My mother has always said "Funerals are for the living, not the dead." I don't find the GPs attitude bleak at all. The people who grieve most heavily seem to be those with unfinished business with the deceased. If you leave behind no unfinished business, I think people can let it go fairly easily. They got what they needed while you were alive. That's a good deal.

There's a huge difference between forgetting and letting go though.
We have very different viewpoints. I'm a creative person. I have worked on many things that haven't been successful (and some of which have) but people I know might find them interesting and entertaining (Stories, novel attempts, video games, board games, music, videos, etc).

I'd rather a decent amount of those survive me in some fashion. A few might, as they'll probably be included in console or flash game rom dump collections, but I wish more would. I also wish i completed more projects in my lifetime.

Realistically, if a project is unfinished, is it interesting? My feeling is that I don't finish creative projects because they have some kind of fundamental dysfunction or problem. If a creative project failed to keep my attention to the bitter end, then I don't think it would be keeping the attention of my descendants on its own merits.

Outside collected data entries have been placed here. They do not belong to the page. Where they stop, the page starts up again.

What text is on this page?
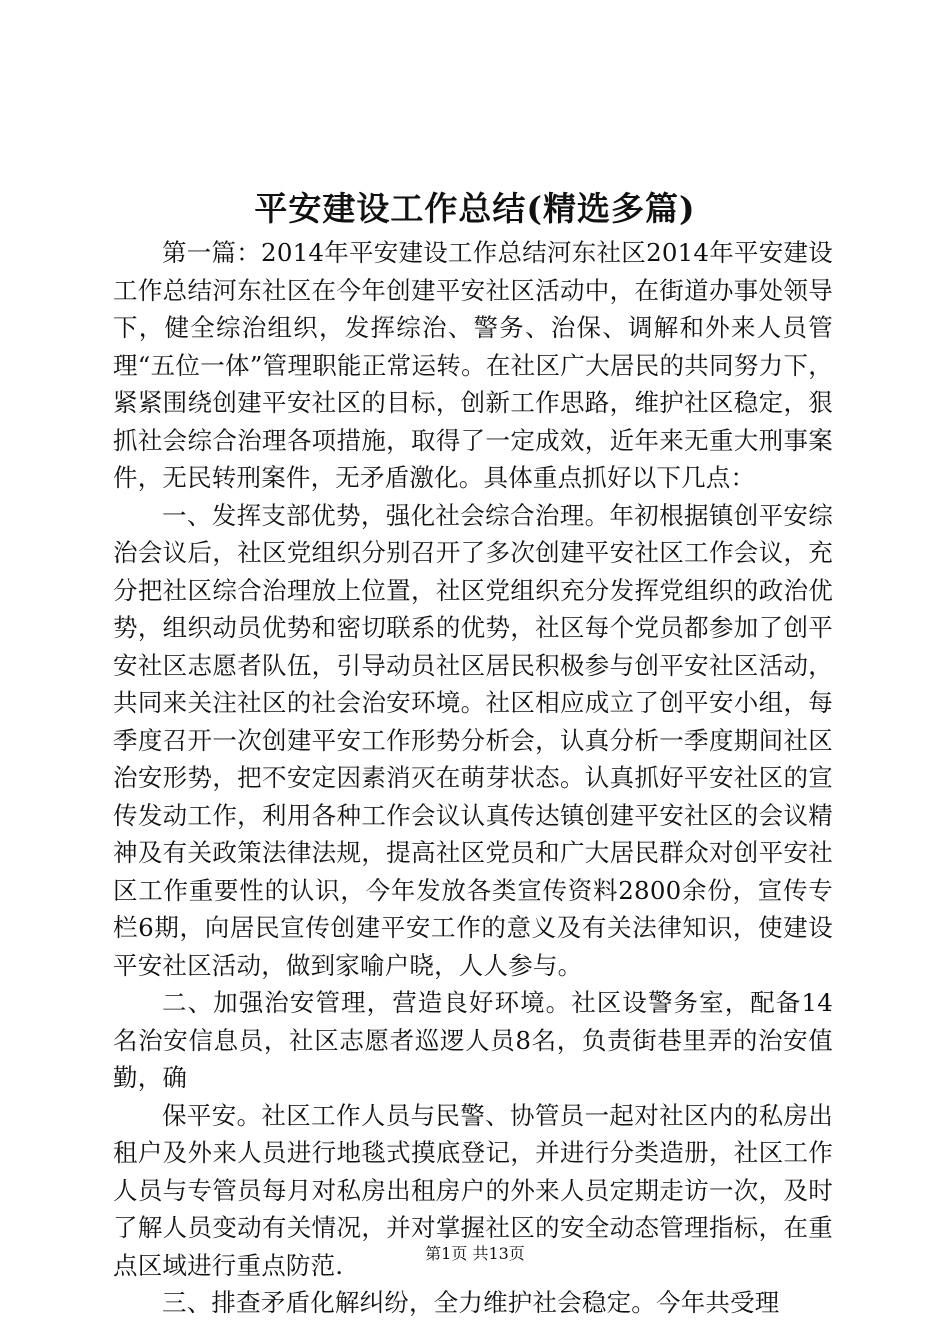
平安建设工作总结(精选多篇)

第一篇：2014年平安建设工作总结河东社区2014年平安建设工作总结河东社区在今年创建平安社区活动中，在街道办事处领导下，健全综治组织，发挥综治、警务、治保、调解和外来人员管理“五位一体”管理职能正常运转。在社区广大居民的共同努力下，紧紧围绕创建平安社区的目标，创新工作思路，维护社区稳定，狠抓社会综合治理各项措施，取得了一定成效，近年来无重大刑事案件，无民转刑案件，无矛盾激化。具体重点抓好以下几点：

一、发挥支部优势，强化社会综合治理。年初根据镇创平安综治会议后，社区党组织分别召开了多次创建平安社区工作会议，充分把社区综合治理放上位置，社区党组织充分发挥党组织的政治优势，组织动员优势和密切联系的优势，社区每个党员都参加了创平安社区志愿者队伍，引导动员社区居民积极参与创平安社区活动，共同来关注社区的社会治安环境。社区相应成立了创平安小组，每季度召开一次创建平安工作形势分析会，认真分析一季度期间社区治安形势，把不安定因素消灭在萌芽状态。认真抓好平安社区的宣传发动工作，利用各种工作会议认真传达镇创建平安社区的会议精神及有关政策法律法规，提高社区党员和广大居民群众对创平安社区工作重要性的认识，今年发放各类宣传资料2800余份，宣传专栏6期，向居民宣传创建平安工作的意义及有关法律知识，使建设平安社区活动，做到家喻户晓，人人参与。

二、加强治安管理，营造良好环境。社区设警务室，配备14名治安信息员，社区志愿者巡逻人员8名，负责街巷里弄的治安值勤，确

保平安。社区工作人员与民警、协管员一起对社区内的私房出租户及外来人员进行地毯式摸底登记，并进行分类造册，社区工作人员与专管员每月对私房出租房户的外来人员定期走访一次，及时了解人员变动有关情况，并对掌握社区的安全动态管理指标，在重点区域进行重点防范.

三、排查矛盾化解纠纷，全力维护社会稳定。今年共受理

第1页 共13页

I've experienced the other side of this one - a lot of my family were amateur artists. Their work, on the whole, isn't that interesting. Their practice, on the other hand, is something they passed on, and I value it quite a lot. As a kid, I was always encouraged to make things, and to make new things rather than replicas, and to take making things seriously.

I still make a lot of stuff, and I really feel that people who don't are missing out - but I don't think I've made anything that I'd like my descendants to have - other than the practice of making things itself. I guess family, at its best, is about passing on traditions that allows you to live well in a frankly hard and troubling world. I mean, you can pass on more stuff than that - paintings, photos - but it usually ends up sitting in some attic. At least, that's what's happened to the creative output of about four generations of my family.

I agree. An old friend of mine died last year, and I recently discovered a youtube video of her speaking at an academic conference. The subject doesn't interest me, and while she was alive I wouldn't have even bothered to search for videos much less watch it. But now she's dead it is the only record I have of what her voice sounded like, how she expressed herself. So I downloaded a copy to keep and although it's unlikely I'll watch it again, it is some tiny comfort. Context changes the value of these things.